CU already has a bit of a ministry going with post-grads and staff, through some "prayer triangles" or "prayer squares," groups of three or four people in the same department or building who get together every fortnight or so to pray with and encourage one another. Once or twice a semester these groups then all get together for a potluck or other sort of campus fellowship event. In the recent past there have been Bible studies as well, but the primary students who've been organizing those have gotten busy with their studies and other things, so that's kind of gone dormant for the meantime. At any rate, there's at least something going on with post-grads here at Monash that can be built upon, and something that's actually not dissimilar to some of what we're hoping to do at PSCG.

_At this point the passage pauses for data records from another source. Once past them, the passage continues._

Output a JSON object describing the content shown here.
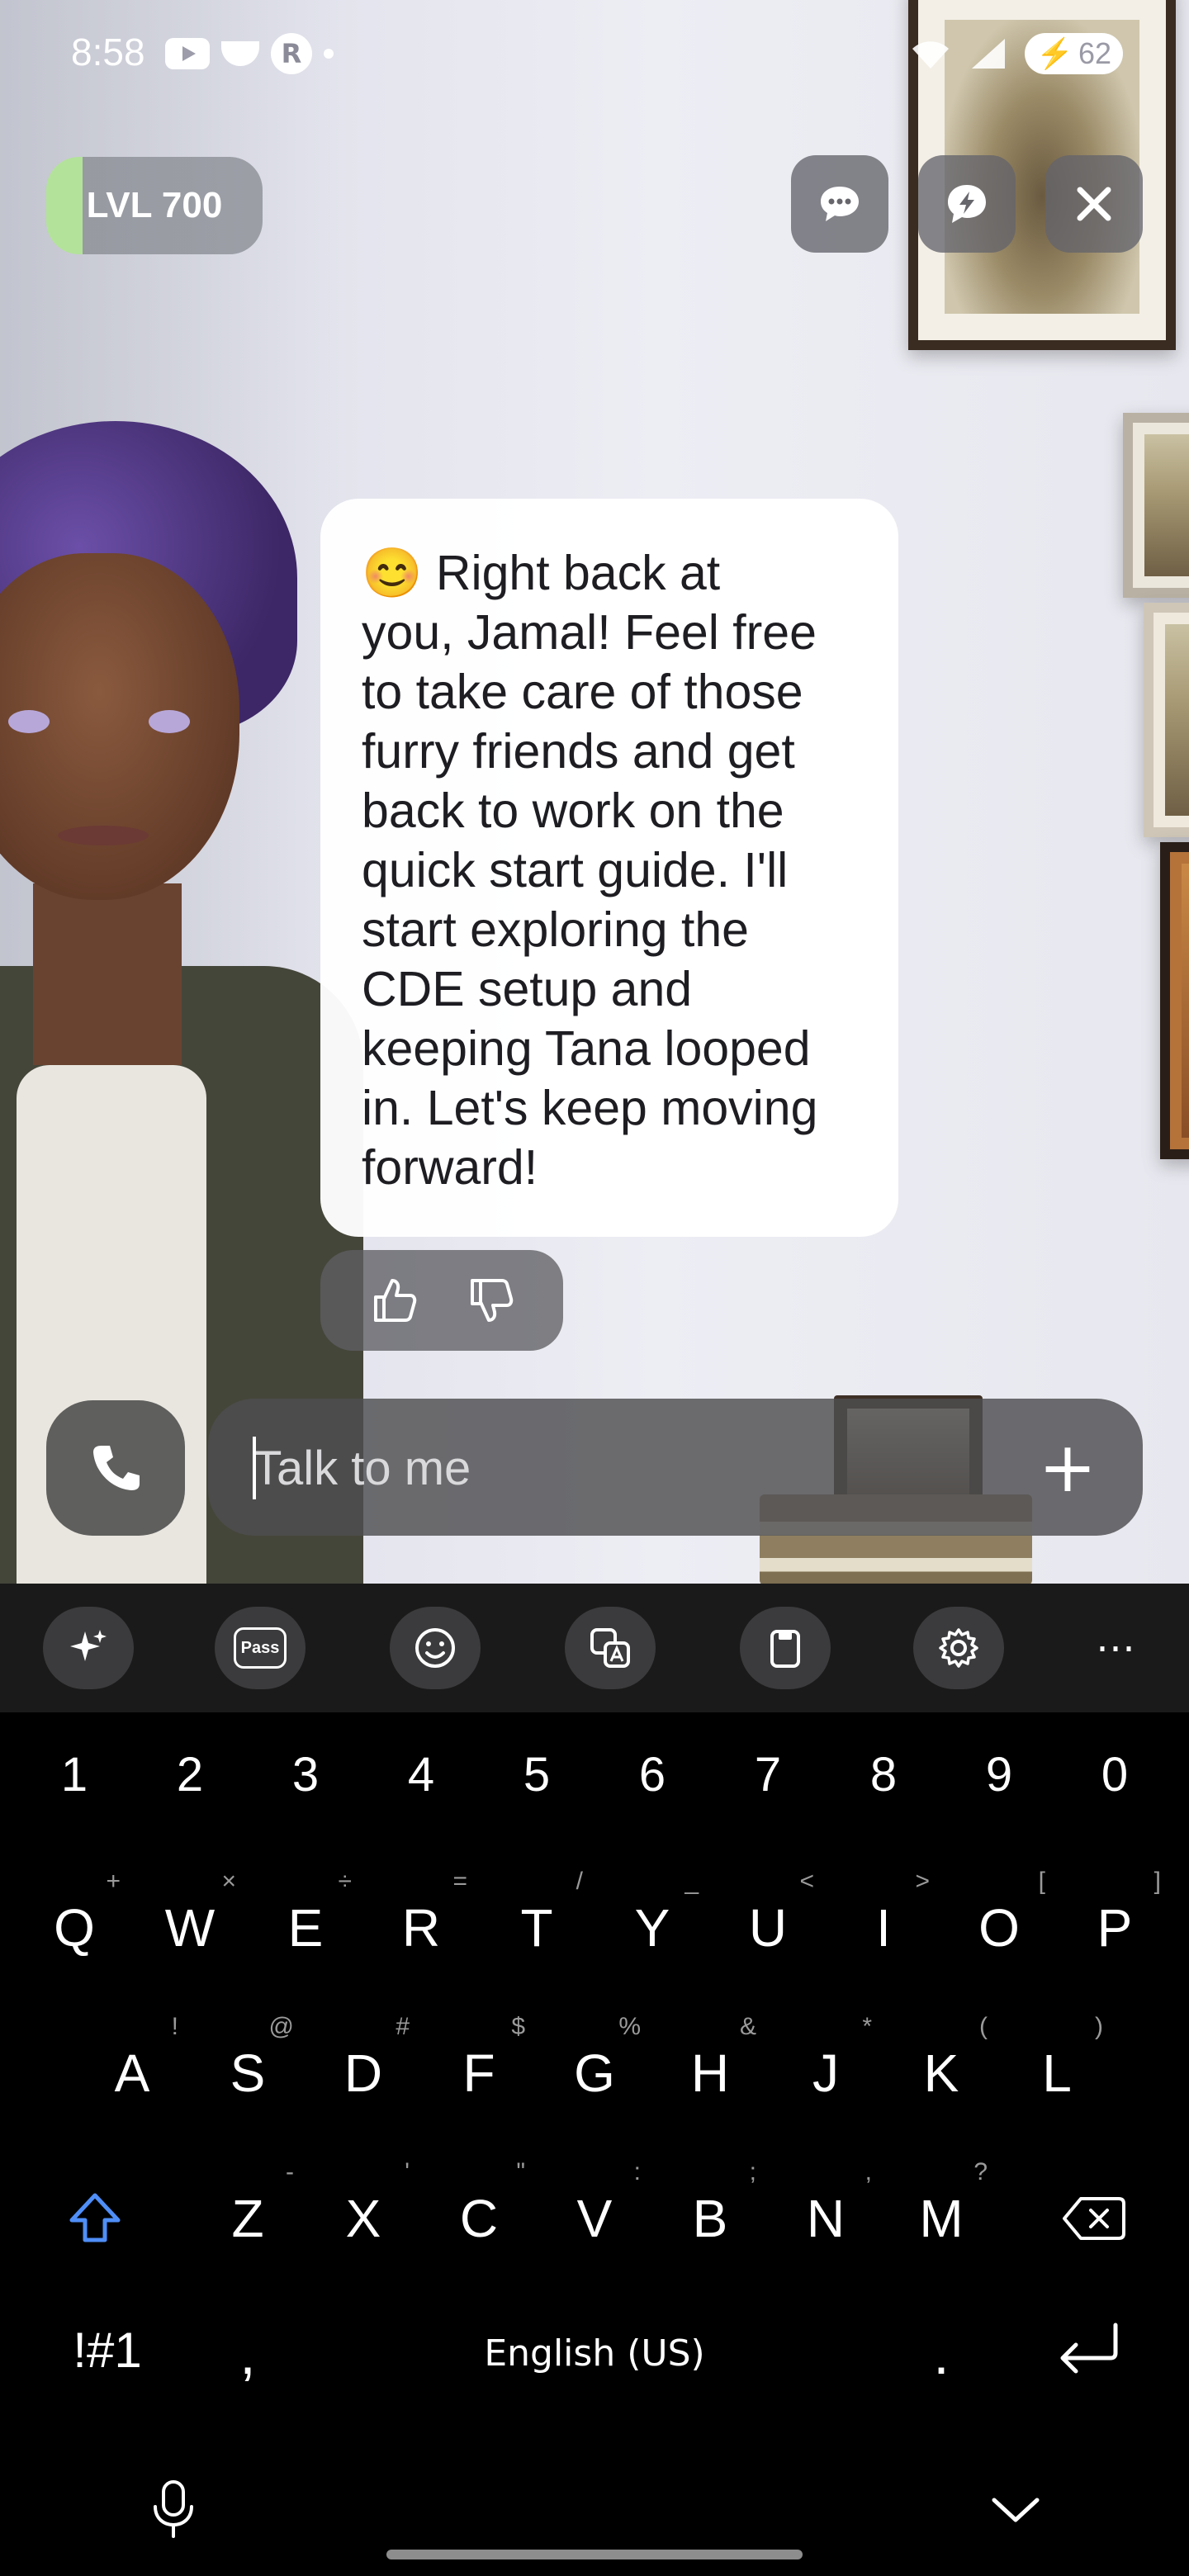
{
  "status_bar": {
    "time": "8:58",
    "left_icons": [
      "youtube-icon",
      "bowl-icon",
      "r-badge-icon",
      "dot-icon"
    ],
    "right_icons": [
      "wifi-icon",
      "signal-icon"
    ],
    "battery": "62"
  },
  "header": {
    "level_label": "LVL 700",
    "level_progress": 0.05,
    "buttons": [
      "chat-bubble-icon",
      "lightning-bubble-icon",
      "close-icon"
    ]
  },
  "chat": {
    "message": "😊 Right back at\nyou, Jamal! Feel free\nto take care of those\nfurry friends and get\nback to work on the\nquick start guide. I'll\nstart exploring the\nCDE setup and\nkeeping Tana looped\nin. Let's keep moving\nforward!",
    "feedback": [
      "thumbs-up-icon",
      "thumbs-down-icon"
    ]
  },
  "composer": {
    "placeholder": "Talk to me",
    "value": "",
    "call_icon": "phone-icon",
    "attach_icon": "plus-icon"
  },
  "keyboard": {
    "toolbar": [
      "sparkle-icon",
      "pass-icon",
      "emoji-icon",
      "translate-icon",
      "clipboard-icon",
      "settings-icon",
      "more-icon"
    ],
    "pass_label": "Pass",
    "numbers": [
      "1",
      "2",
      "3",
      "4",
      "5",
      "6",
      "7",
      "8",
      "9",
      "0"
    ],
    "row1": [
      "Q",
      "W",
      "E",
      "R",
      "T",
      "Y",
      "U",
      "I",
      "O",
      "P"
    ],
    "row1_sub": [
      "+",
      "×",
      "÷",
      "=",
      "/",
      "_",
      "<",
      ">",
      "[",
      "]"
    ],
    "row2": [
      "A",
      "S",
      "D",
      "F",
      "G",
      "H",
      "J",
      "K",
      "L"
    ],
    "row2_sub": [
      "!",
      "@",
      "#",
      "$",
      "%",
      "&",
      "*",
      "(",
      ")"
    ],
    "row3": [
      "Z",
      "X",
      "C",
      "V",
      "B",
      "N",
      "M"
    ],
    "row3_sub": [
      "-",
      "'",
      "\"",
      ":",
      ";",
      ",",
      "?"
    ],
    "symbols_key": "!#1",
    "comma_key": ",",
    "space_label": "English (US)",
    "period_key": ".",
    "bottom_icons": [
      "microphone-icon",
      "chevron-down-icon"
    ]
  }
}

I'm sure Ash or Tracy will have a bit more to add about the meeting with Graeme yesterday morning, because I had to duck out in the middle of it. I had to leave because I gave a seminar on my research at noon today at Monash, in the Monash Weather and Climate group in the School of Mathematics. Only about 15 people or so attended my seminar (apparently quite a few folks are out of town this week), and I thought it went fairly well. One of the professors and research scientists took me out to lunch afterward. Having a glass of shiraz and a latte at lunch is definitely something different for me -- I think I could maybe adjust to the Australian university setting. :-) I met briefly with a couple of other faculty members after lunch as well. One of the main questions I got from people is, "Why are you here in Australia?" So I decided to tell them that my primary reason for being here now was to investigate some ministry opportunities with post-grads here in Melbourne. "Ministry? Is that a church thing?" someone asked. "Yep, a church thing." It was of course way too early for them to have any idea what sort of post-doc opportunities there might be two years from now, but I think it certainly helped to get my name out there, so that if I do apply in another year or two for something, they'll hopefully remember me and think positively of me. That's the goal anyway, and is what I hope comes of my other upcoming seminars at the University of Melbourne and the Bureau of Meteorology Research Centre next week, where I'll also be "selling my wares," as the Monash folks called it. I'm glad seminar #1 of 3 down here is in the bag!


After I was done with my post-seminar meetings, because Ash & Tracy had already gone back to the city to meet someone at Melbourne Uni, I took some time to wander around the Monash campus, including taking a walk back to the dorm that I lived in back in 2004, Roberts Hall. It was a nice little trip down memory lane.